Le rachat se traduit par l'arrivée de Thomas Simonnet, directeur de collection chez Gallimard, comme directeur éditorial de Minuit.
Son « talent me paraît convenir à la fois aux auteurs du catalogue mais certainement aussi à des auteurs encore inconnus qui pourraient rejoindre la maison, lui donnant un nouveau souffle », a estimé Mme Lindon.
Remarquable négociateur
Antoine Gallimard, comme il est de coutume dans la profession, a promis de maintenir l'indépendance éditoriale de sa nouvelle filiale. « Nous nous attacherons à faire vivre le catalogue de Minuit avec une continuité d'intention. Nous veillerons à ce que son lien privilégié avec la librairie soit entretenu », a-t-il affirmé.
Remarquable négociateur, toujours à l'affût, il a su attirer dans son giron Flammarion, qu'il avait rachetée en 2012 à l'italien RCS Mediagroup. Il avait aussi pris le contrôle de POL en 2003.
Madrigall détient entre autres des maisons comme Denoël, Mercure de France, J'ai lu, La Table ronde, et dans la bande dessinée Casterman et Futuropolis.

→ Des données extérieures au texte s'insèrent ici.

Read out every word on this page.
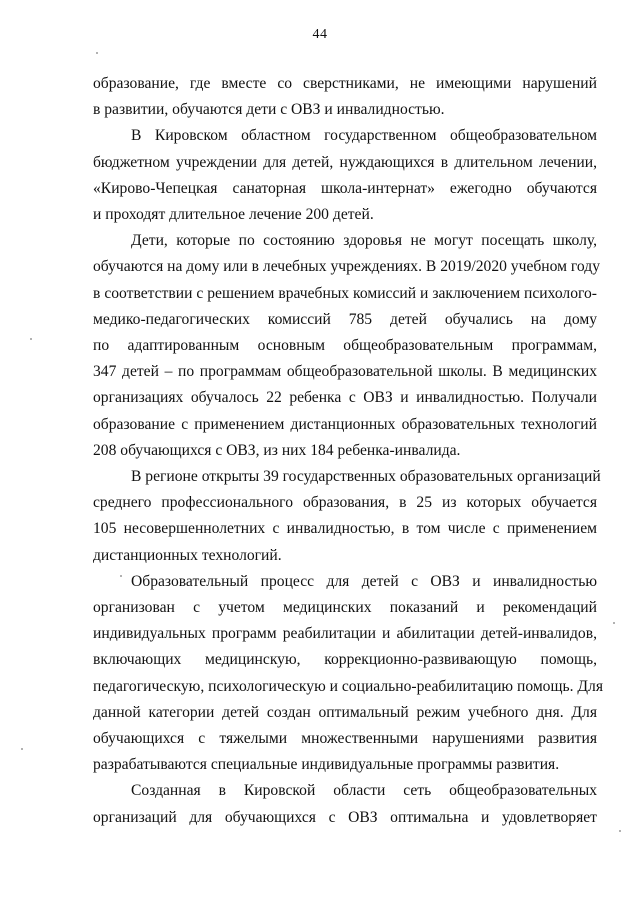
44

образование, где вместе со сверстниками, не имеющими нарушений

в развитии, обучаются дети с ОВЗ и инвалидностью.

В Кировском областном государственном общеобразовательном

бюджетном учреждении для детей, нуждающихся в длительном лечении,

«Кирово-Чепецкая санаторная школа-интернат» ежегодно обучаются

и проходят длительное лечение 200 детей.

Дети, которые по состоянию здоровья не могут посещать школу,

обучаются на дому или в лечебных учреждениях. В 2019/2020 учебном году

в соответствии с решением врачебных комиссий и заключением психолого-

медико-педагогических комиссий 785 детей обучались на дому

по адаптированным основным общеобразовательным программам,

347 детей – по программам общеобразовательной школы. В медицинских

организациях обучалось 22 ребенка с ОВЗ и инвалидностью. Получали

образование с применением дистанционных образовательных технологий

208 обучающихся с ОВЗ, из них 184 ребенка-инвалида.

В регионе открыты 39 государственных образовательных организаций

среднего профессионального образования, в 25 из которых обучается

105 несовершеннолетних с инвалидностью, в том числе с применением

дистанционных технологий.

Образовательный процесс для детей с ОВЗ и инвалидностью

организован с учетом медицинских показаний и рекомендаций

индивидуальных программ реабилитации и абилитации детей-инвалидов,

включающих медицинскую, коррекционно-развивающую помощь,

педагогическую, психологическую и социально-реабилитацию помощь. Для

данной категории детей создан оптимальный режим учебного дня. Для

обучающихся с тяжелыми множественными нарушениями развития

разрабатываются специальные индивидуальные программы развития.

Созданная в Кировской области сеть общеобразовательных

организаций для обучающихся с ОВЗ оптимальна и удовлетворяет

M. Gallimard a salué chez Minuit « des auteurs et un catalogue littéraire d'une qualité exceptionnelle, une créativité toujours à l'œuvre, une maison vivante et indépendante qui a su conserver le meilleur de l'édition artisanale tout en s'ouvrant au renouveau de la librairie et du lectorat ».
Aujourd'hui, ses auteurs phares s'appellent Laurent Mauvignier, Tanguy Viel, Jean Echenoz, Eric Chevillard ou Jean-Philippe Toussaint. Une vedette des lettres françaises, Marie Ndiaye, découverte par Minuit, est chez Madrigall depuis 2005.